Melinda French Gates said she was upset with Bill Gates’s past meetings with convicted sex offender Jeffrey Epstein, addressed the Microsoft Corp. co-founder’s earlier affair and said she and her former husband have a working relationship focused on philanthropy.
Ms. French Gates, speaking in her first televised interview since the billionaires’ divorce last year, cited many matters that led to their split. But she made it clear to Mr. Gates that she didn’t like that he had held meetings with Epstein, she said in the CBS program that aired Thursday.
She said she herself had met once with Epstein, who died in jail in August 2019 awaiting trial on federal sex-trafficking charges.
“I wanted to see who this man was, and I regretted it from the second I stepped in the door,” Ms. French Gates said in the interview. “I had nightmares about it afterwards,” she said, adding of Epstein’s abuse victims, “my heart breaks for these young women.”
Ms. French Gates and Mr. Gates disclosed their divorce in May 2021, with the former saying in documents that their marriage was “irretrievably broken.” Ms. French Gates was concerned by her then-husband’s meetings with Epstein, with her worries dating as far back as 2013, The Wall Street Journal previously reported. She and her divorce lawyers held a number of calls in October 2019, when media reports emerged that Mr. Gates had met with Epstein on numerous occasions, the Journal reported.
Ms. French Gates said any further questions about Mr. Gates’s relationship with Epstein are for Mr. Gates to answer.
“Meeting with Epstein was a mistake that I regret deeply. It was a substantial error in judgment,” Mr. Gates said in a statement from his spokeswoman Thursday. He said he remains dedicated to his work at the Gates Foundation in partnership with Ms. French Gates.
During the CBS interview, Ms. French Gates acknowledged her hurt, anger and pain during and since the divorce. She also addressed an affair Mr. Gates had in 2000, saying she believes in forgiveness. Asked whether Mr. Gates had multiple affairs, she said he would need to answer those questions.
“It wasn’t one moment or one specific thing that happened,” Ms. French Gates said. “There just came a point in time where there was enough there that I realized it just wasn’t healthy and I couldn’t trust what we had.”
Mr. Gates said in a statement Thursday, “I will always be sorry for the pain that I caused Melinda and our family. I admire Melinda and everything she does to improve the lives of women and girls around the world, and I’m grateful for the work we continue to do together at our foundation.”

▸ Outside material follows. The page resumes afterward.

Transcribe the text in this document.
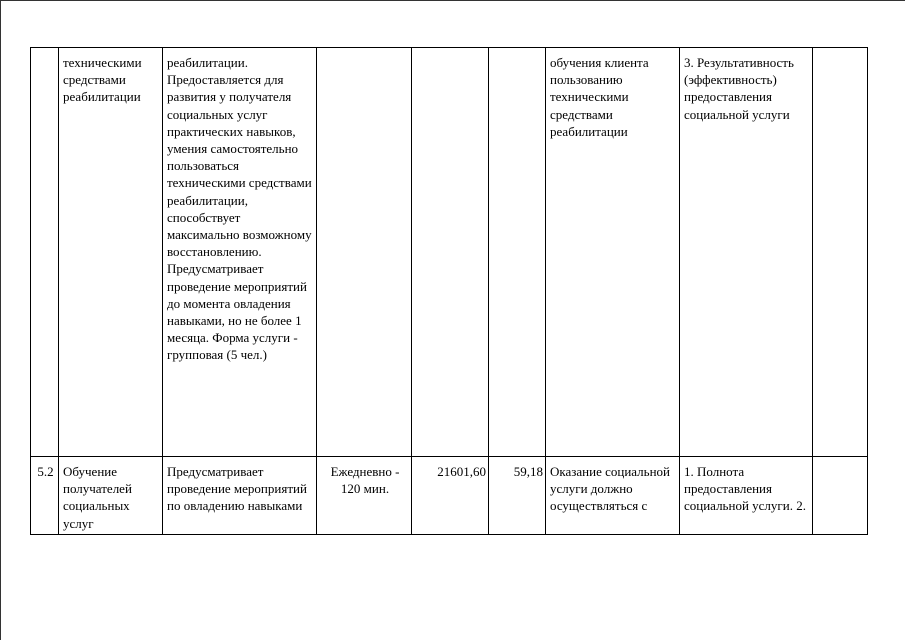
	техническими средствами реабилитации	реабилитации. Предоставляется для развития у получателя социальных услуг практических навыков, умения самостоятельно пользоваться техническими средствами реабилитации, способствует максимально возможному восстановлению. Предусматривает проведение мероприятий до момента овладения навыками, но не более 1 месяца. Форма услуги - групповая (5 чел.)				обучения клиента пользованию техническими средствами реабилитации	3. Результативность (эффективность) предоставления социальной услуги	
5.2	Обучение получателей социальных услуг	Предусматривает проведение мероприятий по овладению навыками	Ежедневно - 120 мин.	21601,60	59,18	Оказание социальной услуги должно осуществляться с	1. Полнота предоставления социальной услуги. 2.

A 2019 letter from a Microsoft employee about her past affair with Mr. Gates led some board members to investigate the matter, the Journal has reported. Mr. Gates resigned from the board amid that probe. A spokeswoman for Mr. Gates has said that he had an affair almost 20 years ago and that his decision to leave the Microsoft board in 2020 wasn’t related to the matter.
Ms. French Gates also said the two still have a working relationship and remain co-chairs of the Bill & Melinda Gates Foundation, one of the world’s largest philanthropies with an endowment of more than $50 billion. The Gates Foundation recently named new board members, adding outsiders for the first time as part of efforts to boost the organization’s governance and independence.
“I believe in that institution. I believe in what we do. My values are baked into that institution,” Ms. French Gates said in the interview. She said that she would sometimes be in tears in the run-up to online Foundation meetings but that rose to the occasion, adding that she and Mr. Gates can continue to do that.
The foundation said in July that if either of the co-chairs decides after two years that they can no longer lead the foundation together, Ms. French Gates would resign as co-chair and trustee, according to terms of a private agreement in their divorce. Should that happen, she would receive funds from Mr. Gates for her own philanthropic work that are separate from the foundation’s endowment.
“We certainly have a working relationship,” Ms. French Gates told CBS. “I would say we’re friendly at this point.”
Ms. French Gates issued a new philanthropic pledge late last year, recommitting to giving away the bulk of her wealth but without specifying that it would go solely to the Gates Foundation. In that letter she also cited her own firm, Pivotal Ventures, which focuses on issues affecting women and families.
“I do believe that if you are lucky enough to be a billionaire, believe me, you can give away half of it and not change your life,” she told CBS.